In the mid-1980s, new federal laws were passed that provided for mandatory minimum sentences for many drug offenses. Many legislatures in the US adopted these harsher sentences to fight drug offenses.
The idea behind these laws was to punish large drug dealers and traffickers with tough prison sentences. The federal system led the way when it passed the Anti-Drug Abuse Act of 1986, and the Anti-Drug Abuse Act of 1988. These laws created new, severe mandatory prison sentences for drug offenses. The result was to remove much of the discretion from the judge giving the sentence. Typical mandatory minimum sentences for many drug crimes became 5-10 years, even for relatively low level drug crimes.
In recent years, these mandatory minimum sentences for drugs has caught up many small time drug dealers and users. Many of them have been given 5-10 year prison sentences for relatively minor crimes. This is one reason that Attorney General Eric Holder has been calling for changes to the federal drug sentencing guidelines. This has caused the prison population to soar.
This relatively high number of minor offenders being caught up in these mandatory sentencing laws can be seen in US federal drug offense data.
Mandatory Minimum Sentence Statistics for Drugs and Other Crimes
In 2010, one study found that drug, firearms and immigration offenses were 82% of the 73,239 cases in that study. About 25% of those offenses involved a mandatory minimum sentence.
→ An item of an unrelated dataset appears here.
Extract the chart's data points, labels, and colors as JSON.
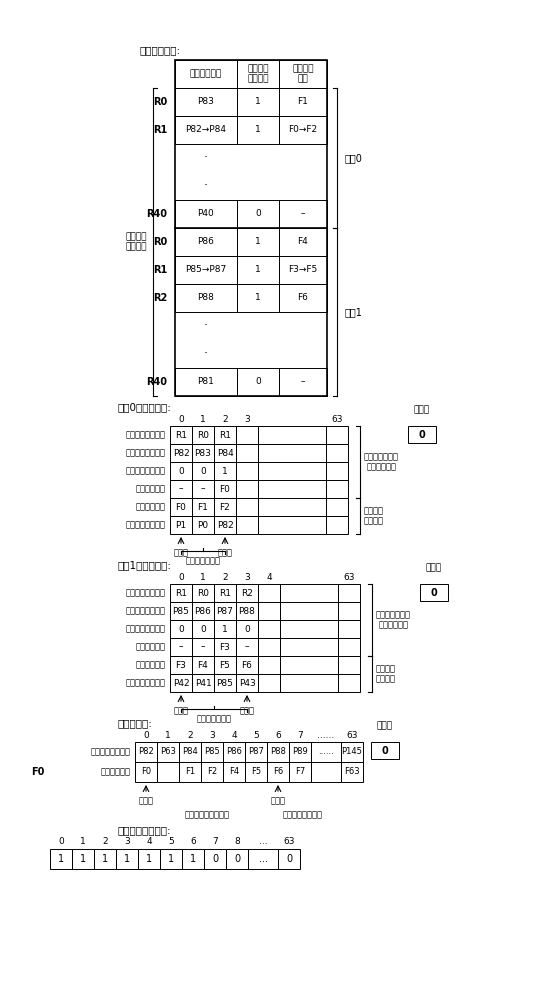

Also, in 2010, 77% of the 19,896 who were convicted of an offense with a minimum sentence were convicted of various drug trafficking offenses.
Drug offenses are the largest part of the mandatory minimum sentence caseload in the US. The most common drugs involved in these cases were:
- Marijuana – 26%
- Cocaine – 23%
- Crack cocaine – 20%
- Methamphetamine – 17.6%
- Heroin – 6.6%
- Other drugs – 6.4%
The use of mandatory minimum sentences will vary a great deal depending upon the drug in the case. In 2010, a mandatory minimum penalty was used in 83% of cases that involved methamphetamine. In marijuana cases, the mandatory minimum sentence was done in only 45% of cases. For PCP and LSD, it was only 11.4%.
Inconsistent Policies on Mandatory Minimum Sentences for Drugs
In a recent study, interviews with defense attorneys and prosecutors across 13 districts in the US found very different practices regarding charging some offenses that will trigger mandatory minimum sentences. These differences were found to be very strong regarding section 851 of title 21 of the United States Code for drug offenses for those with prior convictions. This would usually double the mandatory minimum sentence. In some districts, the 851 filing was done in almost all drug cases where there was a prior conviction. But in other districts, it hardly was ever filed.
Attorney General Reduces Sentencing for Some Drug Offenders
In summer of 2013, Attorney General Eric Holder announced that lower level, nonviolent drug offenders that were not tied to gangs or large drug organizations would not be charged in a way that would impose mandatory minimum sentences. Holder argued that the current cycle of poverty, criminality and incarceration for minor offenses traps too many Americans in prison and is weakening American communities.
Holder called for changes in how the Justice Department judges drug cases. The idea is to reserve severe prison sentences for serious drug offenses or for those involving violence. Holder directed US attorneys around the US to come up with local guidelines to determine when federal drug charges should be filed.
Relief from Mandatory Minimum Sentences for Some Drug Offenders
In the last few years, some minor drug offenders have started to see relief from minimum mandatory sentences for drugs. In 2010, more than 50% of drug offenders in the US that were convicted of a drug offense that had a mandatory minimum sentence did get relief from the minimum penalty. About ¼ of drug offenders got sentence relief through a legal review process. Others, about 19%, received a lighter sentence for providing help to the government to prosecute drug crimes.
White offenders were found to benefit from sentence relief 64% of the time, with blacks getting relief 39% of the time.
The general direction of the US legal system today on drug crime is to focus on incarcerating for long periods the most serious drug offenders, and those who commit violence during their drug crimes.